I shrug. ‘Yes,’ I admit. ‘But I think she’s right. I mean, look at you and Kit. You waited.’
Jessa smil
es to herself like she’s guarding a secret.
‘I don’t want a one-night stand again. I want something . . . more romantic. I want to be someone’s girlfriend, not someone’s bootie call. For once.’
Jessa nods at me. She gets it.
‘How did you know Kit was the one?’ I ask her, flopping onto the bed beside her.
She tosses her script aside and grins at me. ‘I just did.’ She stops smiling and a sudden dark shadow passes over her face. ‘Without him, nothing made sense. I missed him so much I honestly thought I might die from it.’ She laughs sadly, shaking her head. ‘God, you remember what I was like.’
I nod. I do. I remember it clearly – I remember her sobbing uncontrollably for days after we got the news, having to force her to eat and get out of bed in the morning, the black days that marched on for months, the blank expression on her face like she was lost and didn’t know how she would ever find a way out of the darkness.
‘And it’s not like he completed me or anything,’ she says now. ‘I’m not going all Jerry McGuire here, but I missed the me that I was when I was with him. Does that make sense?’
I nod. I remember how quiet and introverted Jessa was and how Kit brought her out of her shell, made her believe in herself.
‘It’s like he made me a better person,’ she goes on, ‘and I didn’t know how to be that person without him around.’ She glances at me. ‘That’s totally cheesy, isn’t it?’ she says with a grin. She holds up her script. ‘Oh my God, if acting fails, I could always write scripts for a living.’

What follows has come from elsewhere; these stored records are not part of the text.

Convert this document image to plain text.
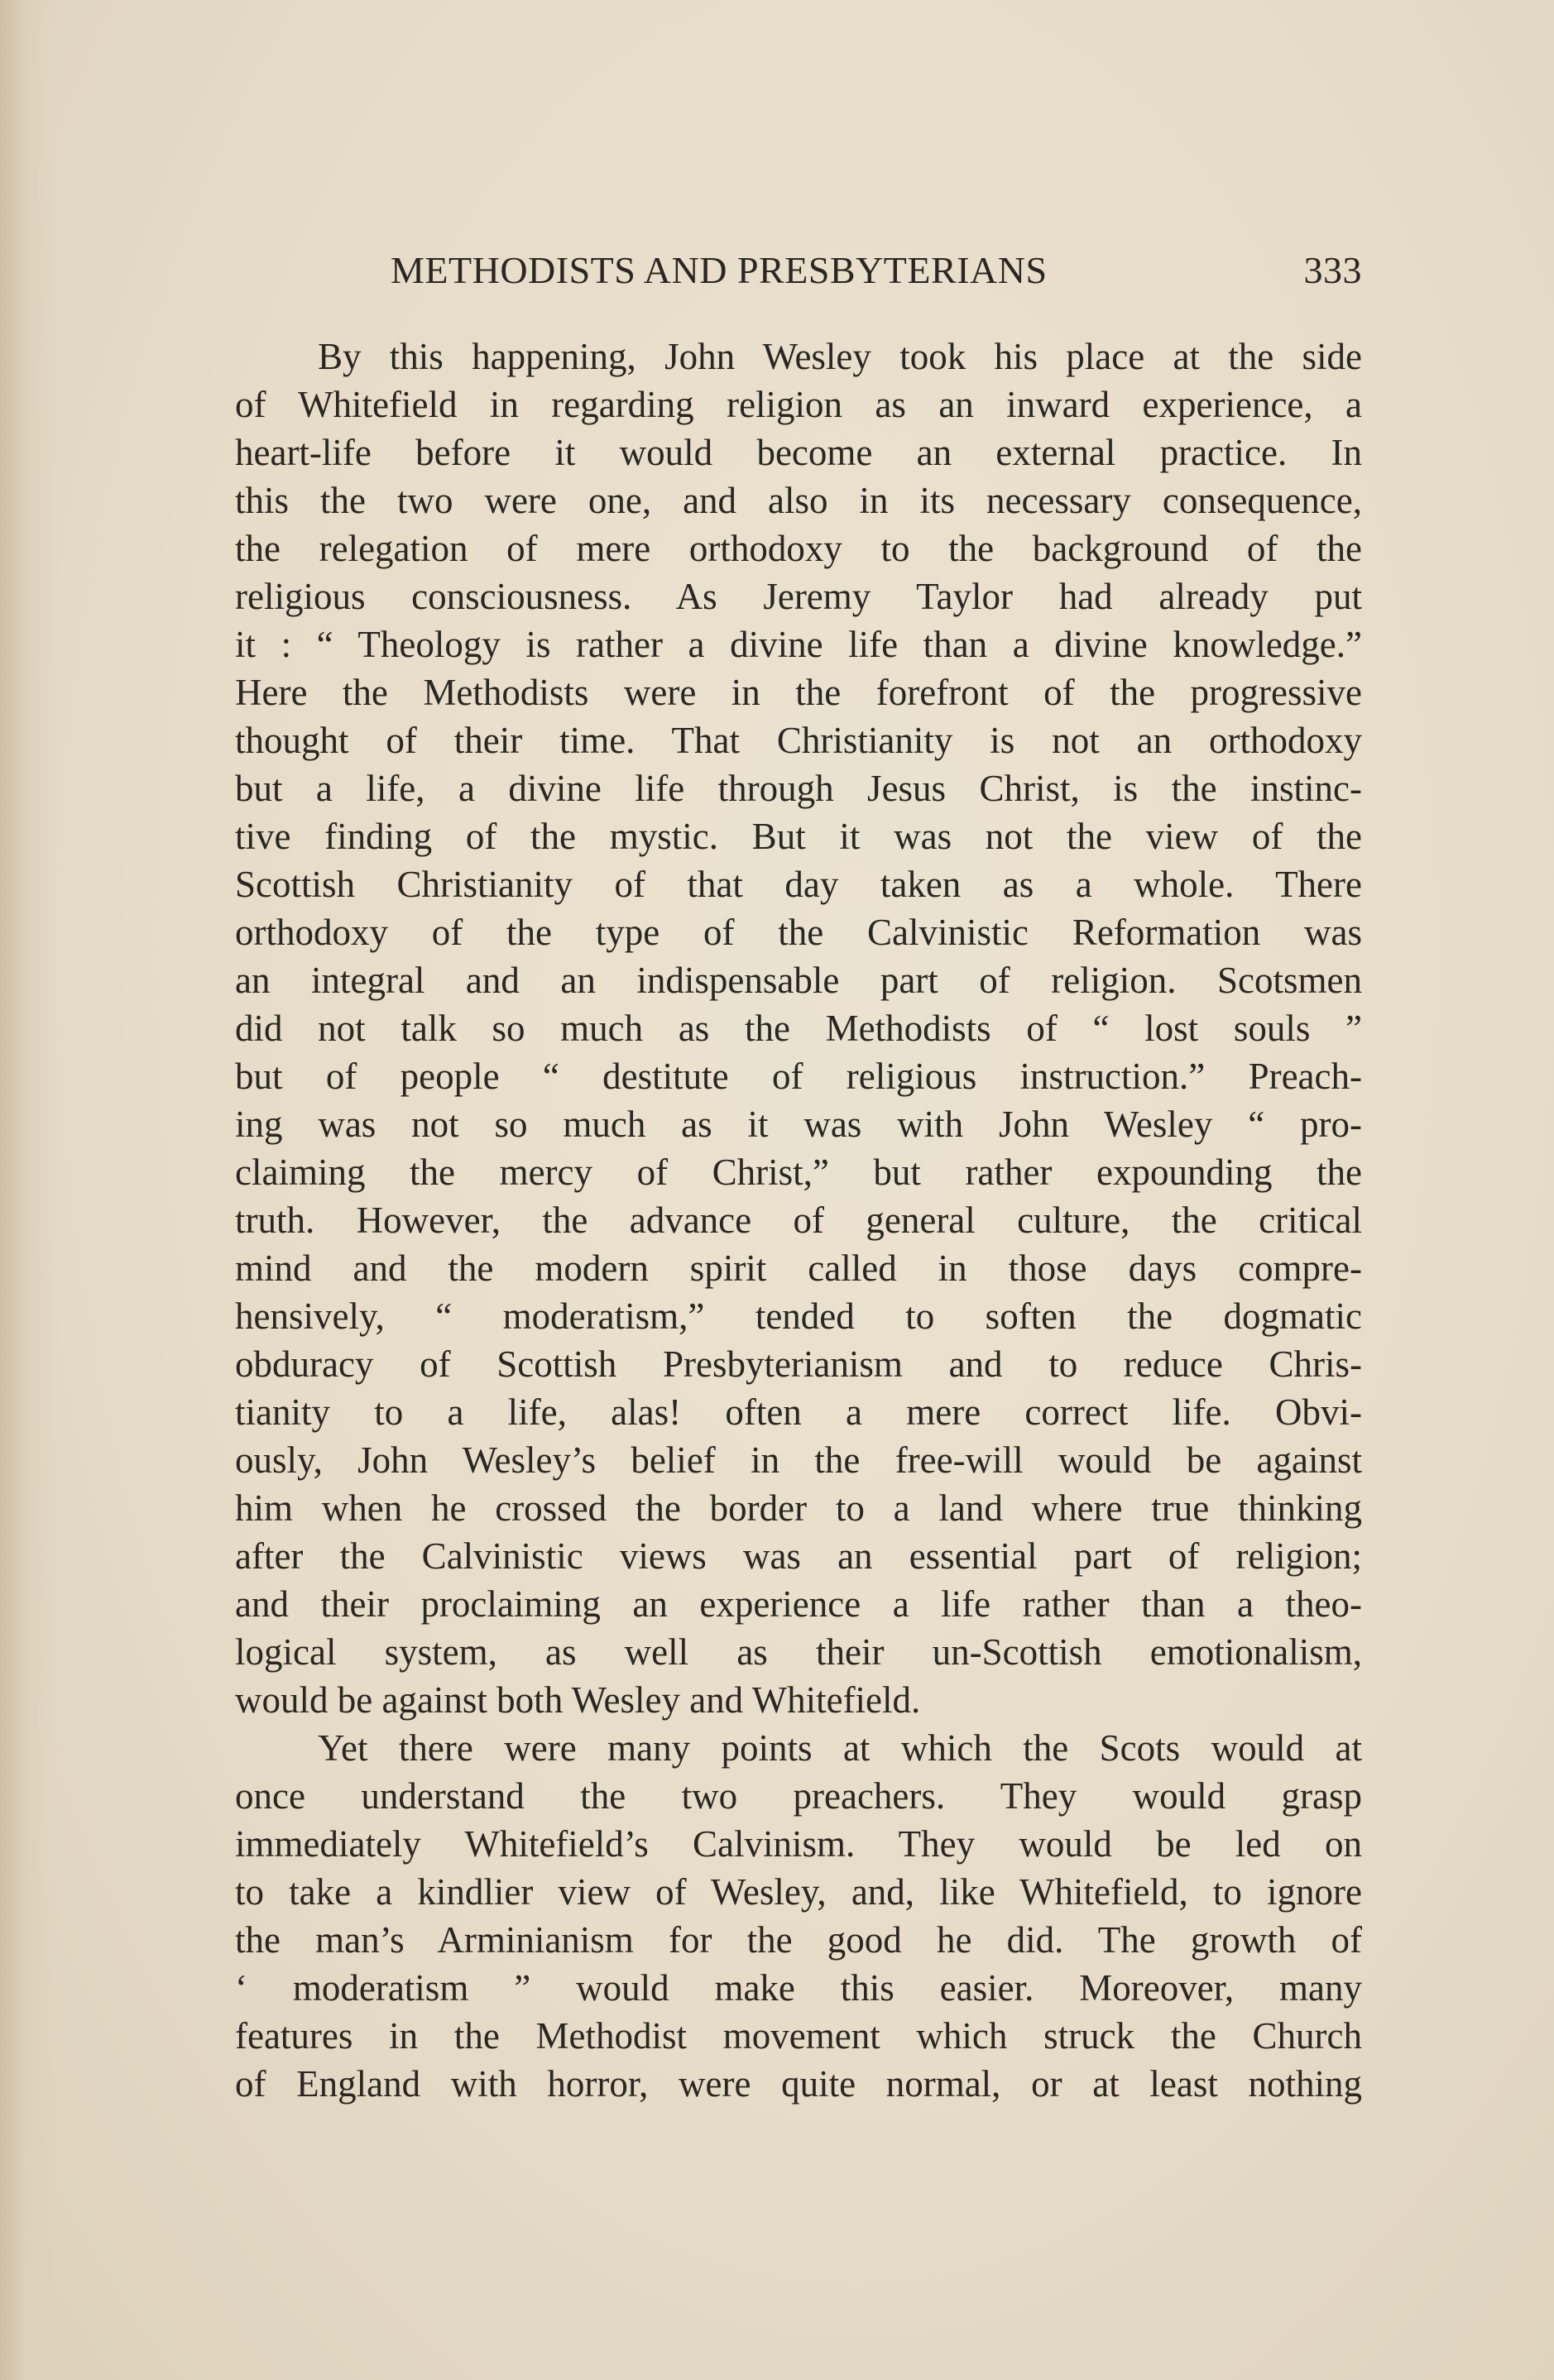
METHODISTS AND PRESBYTERIANS	333
By this happening, John Wesley took his place at the side
of Whitefield in regarding religion as an inward experience, a
heart-life before it would become an external practice. In
this the two were one, and also in its necessary consequence,
the relegation of mere orthodoxy to the background of the
religious consciousness. As Jeremy Taylor had already put
it : “ Theology is rather a divine life than a divine knowledge.”
Here the Methodists were in the forefront of the progressive
thought of their time. That Christianity is not an orthodoxy
but a life, a divine life through Jesus Christ, is the instinc-
tive finding of the mystic. But it was not the view of the
Scottish Christianity of that day taken as a whole. There
orthodoxy of the type of the Calvinistic Reformation was
an integral and an indispensable part of religion. Scotsmen
did not talk so much as the Methodists of “ lost souls ”
but of people “ destitute of religious instruction.” Preach-
ing was not so much as it was with John Wesley “ pro-
claiming the mercy of Christ,” but rather expounding the
truth. However, the advance of general culture, the critical
mind and the modern spirit called in those days compre-
hensively, “ moderatism,” tended to soften the dogmatic
obduracy of Scottish Presbyterianism and to reduce Chris-
tianity to a life, alas! often a mere correct life. Obvi-
ously, John Wesley’s belief in the free-will would be against
him when he crossed the border to a land where true thinking
after the Calvinistic views was an essential part of religion;
and their proclaiming an experience a life rather than a theo-
logical system, as well as their un-Scottish emotionalism,
would be against both Wesley and Whitefield.
Yet there were many points at which the Scots would at
once understand the two preachers. They would grasp
immediately Whitefield’s Calvinism. They would be led on
to take a kindlier view of Wesley, and, like Whitefield, to ignore
the man’s Arminianism for the good he did. The growth of
‘ moderatism ” would make this easier. Moreover, many
features in the Methodist movement which struck the Church
of England with horror, were quite normal, or at least nothing
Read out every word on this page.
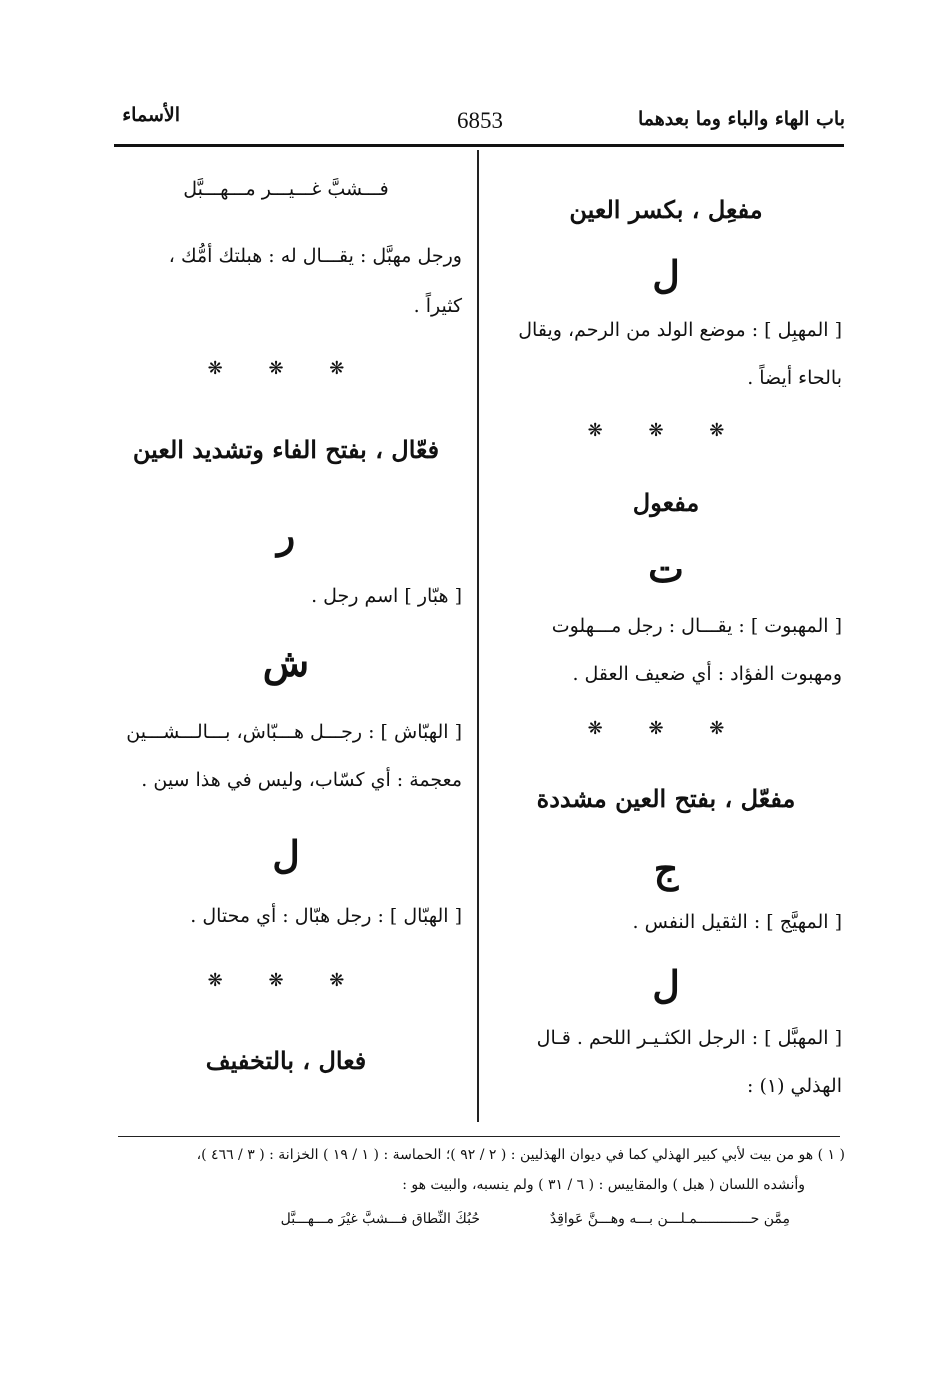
باب الهاء والباء وما بعدهما
6853
الأسماء
مفعِل ، بكسر العين
ل
[ المهبِل ] : موضع الولد من الرحم، ويقال
بالحاء أيضاً .
❋ ❋ ❋
مفعول
ت
[ المهبوت ] : يقـــال : رجل مـــهلوت
ومهبوت الفؤاد : أي ضعيف العقل .
❋ ❋ ❋
مفعّل ، بفتح العين مشددة
ج
[ المهيَّج ] : الثقيل النفس .
ل
[ المهبَّل ] : الرجل الكثـيـر اللحم . قـال
الهذلي (١) :
فـــشبَّ غـــيـــر مـــهـــبَّل
ورجل مهبَّل : يقـــال له : هبلتك أمُّك ،
كثيراً .
❋ ❋ ❋
فعّال ، بفتح الفاء وتشديد العين
ر
[ هبّار ] اسم رجل .
ش
[ الهبّاش ] : رجـــل هـــبّاش، بـــالـــشـــين
معجمة : أي كسّاب، وليس في هذا سين .
ل
[ الهبّال ] : رجل هبّال : أي محتال .
❋ ❋ ❋
فعال ، بالتخفيف
( ١ ) هو من بيت لأبي كبير الهذلي كما في ديوان الهذليين : ( ٢ / ٩٢ )؛ الحماسة : ( ١ / ١٩ ) الخزانة : ( ٣ / ٤٦٦ )،
وأنشده اللسان ( هبل ) والمقاييس : ( ٦ / ٣١ ) ولم ينسبه، والبيت هو :
مِمَّن حـــــــــــــمـلـــن بـــه وهـــنَّ عَواقِدٌ
حُبُكَ النِّطاق فـــشبَّ غيْرَ مـــهـــبَّل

I laugh too. But then her expression turns serious again. ‘Kit used to say that I was his north star. It’s the one they teach soldiers to navigate by,’ she explains when I look at her bemused. Her voice chokes up a little. ‘He used to say that I was the reason he would make it home.’
I clutch my stomach, feeling guilty for laughing. ‘Oh my God. That is so romantic.’
I think about the flowers Zac sent me and bite my lip.
Jessa laughs under her breath, but I catch the flicker of sadness in her eyes. ‘I think that pretty much sums up what love is, though. It’s the person you always want to come back to. I’ve thought about this a lot, and I don’t think home is a place. I think it’s a person. And when you find home, the place you feel the safest, the place you go to for shelter and where you can be fully yourself, then you know you’re in love, really in love, not just infatuated or head over heels in lust.’